Other types of three-dimensional structures that have received much attention are photonic crystals and photonic bandgap structures. Such structures are often fabricated as two-dimensional structures because there is no economic way to fabricate them as three-dimensional structures. However, three-dimensional photonic structures are known to be much more effective. Additional types of three-dimensional nanostructures that have received increasing attention are metamaterials and thermoelectric materials. Metamaterials include a combination of different materials arranged in a defined three-dimensional geometry that causes them to exhibit extraordinary optical properties, e.g. a negative index of refraction. For visible light applications, metamaterials can require nanoscale building blocks.

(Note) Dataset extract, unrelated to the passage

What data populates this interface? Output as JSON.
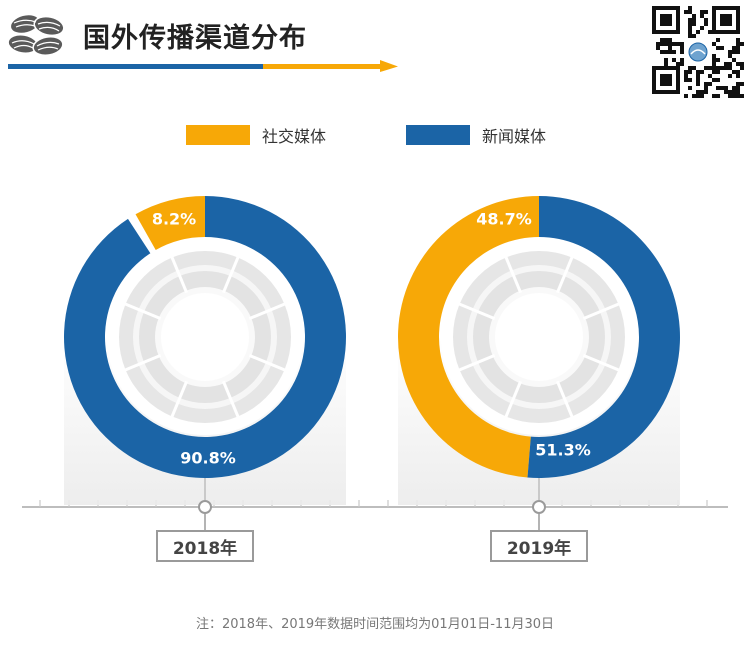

There are ongoing efforts to increase the density of electrode arrays by reducing electrode and overlying lead or contact sizes to nanometer-or micrometer-scale dimensions, thereby producing “microelectrode arrays” (MEAs). However, it has been difficult to produce MEAs with very small dimensions using current top-down semiconductor fabrication methods. For example, current photolithography and etch techniques can be employed to pattern openings or vias in an insulation layer formed above the electrodes before filling those vias with a conductive material to form contacts to the electrodes. However, the ability of the photolithography and etch techniques to pattern small features is restricted by factors such as the resolution limits of the optical lithography system.
It is therefore desirable to develop a less demanding, inexpensive method for producing a large number of three-dimensional structures, particularly structures of small dimensions such as photonic crystals, nanostructures, metamaterials, microelectrode arrays, etc. It is further desirable to increase the number of materials available for forming such three-dimensional structures.